O STF deve julgar até abril 175 ações contra os invasores dos Três Poderes em 8 de janeiro de 2023, em Brasília. O relator do caso, ministro Alexandre de Moraes, divulgou neste domingo (7) o cronograma dos julgamentos, que serão realizados em sessões virtuais do plenário, com blocos de 15 processos cada.
A exceção é a sessão de 12 a 19 de abril, com 11 processos. As ações se referem ao núcleo dos executores, ou seja, os que entraram e depredaram os prédios públicos na tentativa de golpe contra o governo Lula.
Esses réus foram denunciados pela Procuradoria Geral da República (PGR) por crimes como associação criminosa, tentativa de abolição violenta do Estado Democrático de Direito, tentativa de golpe de Estado, dano qualificado contra o patrimônio da União e deterioração de patrimônio tombado.
Os ministros votarão por meio de um sistema eletrônico, sem debate.

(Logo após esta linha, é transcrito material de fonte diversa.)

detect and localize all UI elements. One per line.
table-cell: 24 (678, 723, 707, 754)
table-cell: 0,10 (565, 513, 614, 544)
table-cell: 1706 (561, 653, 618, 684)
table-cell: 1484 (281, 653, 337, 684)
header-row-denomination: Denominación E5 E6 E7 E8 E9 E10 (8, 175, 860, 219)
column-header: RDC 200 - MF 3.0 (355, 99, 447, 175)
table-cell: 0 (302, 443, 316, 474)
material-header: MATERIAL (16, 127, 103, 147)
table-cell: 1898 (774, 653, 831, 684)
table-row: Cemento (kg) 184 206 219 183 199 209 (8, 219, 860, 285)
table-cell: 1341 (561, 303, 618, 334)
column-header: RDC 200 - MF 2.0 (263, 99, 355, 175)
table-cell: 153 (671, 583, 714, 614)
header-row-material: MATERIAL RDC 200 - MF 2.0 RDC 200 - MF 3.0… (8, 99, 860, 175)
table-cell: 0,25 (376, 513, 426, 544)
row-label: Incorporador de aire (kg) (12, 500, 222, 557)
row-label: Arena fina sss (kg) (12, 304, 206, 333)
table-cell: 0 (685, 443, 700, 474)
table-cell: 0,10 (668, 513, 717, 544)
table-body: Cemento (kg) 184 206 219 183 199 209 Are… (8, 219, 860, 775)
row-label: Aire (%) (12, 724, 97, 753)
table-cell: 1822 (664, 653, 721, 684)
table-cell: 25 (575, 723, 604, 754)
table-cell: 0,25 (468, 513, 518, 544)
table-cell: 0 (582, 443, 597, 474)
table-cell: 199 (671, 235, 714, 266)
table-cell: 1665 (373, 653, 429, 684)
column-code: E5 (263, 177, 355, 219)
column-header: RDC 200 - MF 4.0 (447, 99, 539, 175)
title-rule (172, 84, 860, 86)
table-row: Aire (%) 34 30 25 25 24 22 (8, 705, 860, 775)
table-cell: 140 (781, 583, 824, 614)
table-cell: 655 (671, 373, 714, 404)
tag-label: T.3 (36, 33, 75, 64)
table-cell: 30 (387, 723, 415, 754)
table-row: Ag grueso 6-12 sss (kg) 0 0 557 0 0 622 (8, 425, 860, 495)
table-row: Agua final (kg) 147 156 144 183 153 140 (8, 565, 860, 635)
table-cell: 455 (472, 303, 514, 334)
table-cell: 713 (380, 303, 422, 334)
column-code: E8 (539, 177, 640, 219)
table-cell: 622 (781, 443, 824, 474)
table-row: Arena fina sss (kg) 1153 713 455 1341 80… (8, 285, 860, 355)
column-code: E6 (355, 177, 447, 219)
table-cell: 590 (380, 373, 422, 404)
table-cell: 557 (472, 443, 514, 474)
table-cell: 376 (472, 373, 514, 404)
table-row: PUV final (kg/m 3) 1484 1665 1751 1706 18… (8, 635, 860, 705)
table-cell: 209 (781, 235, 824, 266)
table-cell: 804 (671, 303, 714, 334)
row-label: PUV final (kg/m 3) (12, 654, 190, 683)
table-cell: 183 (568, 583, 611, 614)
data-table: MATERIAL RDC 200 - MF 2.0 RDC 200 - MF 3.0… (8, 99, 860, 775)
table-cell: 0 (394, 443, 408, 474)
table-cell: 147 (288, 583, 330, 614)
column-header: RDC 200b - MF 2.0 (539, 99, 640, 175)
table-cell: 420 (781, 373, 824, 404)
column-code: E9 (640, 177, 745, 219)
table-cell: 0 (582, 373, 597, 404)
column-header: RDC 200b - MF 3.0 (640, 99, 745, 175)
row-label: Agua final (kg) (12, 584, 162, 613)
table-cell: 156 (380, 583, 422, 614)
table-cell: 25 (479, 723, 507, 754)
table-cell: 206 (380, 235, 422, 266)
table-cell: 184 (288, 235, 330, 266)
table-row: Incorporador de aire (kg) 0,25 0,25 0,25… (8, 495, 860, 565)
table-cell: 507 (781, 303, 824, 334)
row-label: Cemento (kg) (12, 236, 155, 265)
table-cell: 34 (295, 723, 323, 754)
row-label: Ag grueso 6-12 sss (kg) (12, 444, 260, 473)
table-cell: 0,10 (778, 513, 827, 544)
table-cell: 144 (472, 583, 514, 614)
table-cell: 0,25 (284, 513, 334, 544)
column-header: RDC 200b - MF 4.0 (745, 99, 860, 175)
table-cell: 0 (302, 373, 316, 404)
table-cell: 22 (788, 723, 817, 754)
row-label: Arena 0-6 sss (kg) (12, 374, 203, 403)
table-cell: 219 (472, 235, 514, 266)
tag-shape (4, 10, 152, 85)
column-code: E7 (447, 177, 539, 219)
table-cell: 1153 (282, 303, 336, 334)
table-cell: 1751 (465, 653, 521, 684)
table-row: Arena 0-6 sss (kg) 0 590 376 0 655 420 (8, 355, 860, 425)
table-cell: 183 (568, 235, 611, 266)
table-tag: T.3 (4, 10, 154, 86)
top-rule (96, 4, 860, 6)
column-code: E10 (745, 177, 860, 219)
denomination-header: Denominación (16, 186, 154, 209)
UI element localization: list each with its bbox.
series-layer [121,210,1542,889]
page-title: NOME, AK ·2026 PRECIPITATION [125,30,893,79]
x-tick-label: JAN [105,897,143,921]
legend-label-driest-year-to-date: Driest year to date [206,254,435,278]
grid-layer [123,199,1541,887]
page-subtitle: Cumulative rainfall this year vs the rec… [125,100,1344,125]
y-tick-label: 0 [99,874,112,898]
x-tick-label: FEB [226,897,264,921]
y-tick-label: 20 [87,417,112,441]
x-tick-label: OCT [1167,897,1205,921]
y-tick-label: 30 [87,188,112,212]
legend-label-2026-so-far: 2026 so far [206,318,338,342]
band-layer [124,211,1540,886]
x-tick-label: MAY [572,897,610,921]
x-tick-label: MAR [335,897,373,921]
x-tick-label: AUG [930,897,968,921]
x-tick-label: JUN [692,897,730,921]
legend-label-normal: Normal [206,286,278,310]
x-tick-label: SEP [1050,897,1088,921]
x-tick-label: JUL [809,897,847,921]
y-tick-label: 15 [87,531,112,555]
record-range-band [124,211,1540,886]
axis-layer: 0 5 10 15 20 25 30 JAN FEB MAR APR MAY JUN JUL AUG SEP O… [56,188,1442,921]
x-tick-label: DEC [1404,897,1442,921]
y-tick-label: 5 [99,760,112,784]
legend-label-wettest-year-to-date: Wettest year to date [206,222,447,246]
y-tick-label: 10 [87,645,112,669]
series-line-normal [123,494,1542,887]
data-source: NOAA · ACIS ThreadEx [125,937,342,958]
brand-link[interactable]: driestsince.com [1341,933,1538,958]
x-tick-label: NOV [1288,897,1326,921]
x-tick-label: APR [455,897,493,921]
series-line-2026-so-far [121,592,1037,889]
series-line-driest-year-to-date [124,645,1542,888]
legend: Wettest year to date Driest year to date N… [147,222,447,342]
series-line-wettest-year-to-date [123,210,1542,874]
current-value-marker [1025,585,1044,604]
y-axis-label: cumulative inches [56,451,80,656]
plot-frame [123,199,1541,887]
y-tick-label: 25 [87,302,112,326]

O cronograma de sessões virtuais com os casos do 8 de janeiro é o seguinte:
15 de dezembro a 5 de fevereiro: 29 ações;
2 a 9 de fevereiro: 15 ações;
9 a 21 de fevereiro: 15 ações;
16 a 23 de fevereiro: 15 ações;
23 a 1º de março: 15 ações;
1º a 8 de março: 15 ações;
8 a 15 de março: 15 ações;
15 a 22 de março: 15 ações;
22 a 1º de abril: 15 ações;
5 a 12 de abril: 15 ações;
12 a 19 de abril: 11 ações.
O julgamento de todos os envolvidos nos atos de 8 de janeiro não tem data para ser concluído.
Números
Ao todo, foram abertas 232 ações contra os executores do vandalismo. O STF já condenou 30 réus do grupo, a penas que chegam a 17 anos de prisão.
Um outro conjunto de ações, contra os instigadores dos atos, teve a tramitação suspensa por Moraes para que a PGR avalie e possibilidade de celebrar acordos com os réus.
Do total de 1.113 ações desse grupo, o Supremo já validou 38 acordos. O acerto impede a condenação dos acusados, desde que eles confessem os crimes e cumpram regras como participar de curso sobre democracia, pagar multa e prestar serviços à comunidade.
Esse conjunto de ações refere-se a réus acusados dos delitos menos graves, de incitação ao crime e associação criminosa. Eles foram presos em 9 de janeiro em frente ao Quartel-General do Exército, em Brasília.
Núcleos
Além de executores e instigadores, as investigações sobre o 8 de janeiro no STF envolvem os núcleos dos financiadores e das autoridades públicas.
Até o momento, a PGR ofereceu uma única denúncia dentro desse grupo, contra o empresário Pedro Luis Kurunczi, de Londrina (PR).
No núcleo das autoridades, a PGR denunciou em agosto sete oficiais que integravam a cúpula da Polícia Militar do Distrito Federal (PM-DF).
Nesse caso já há uma data para análise da acusação: será em sessão virtual entre 9 e 20 de fevereiro.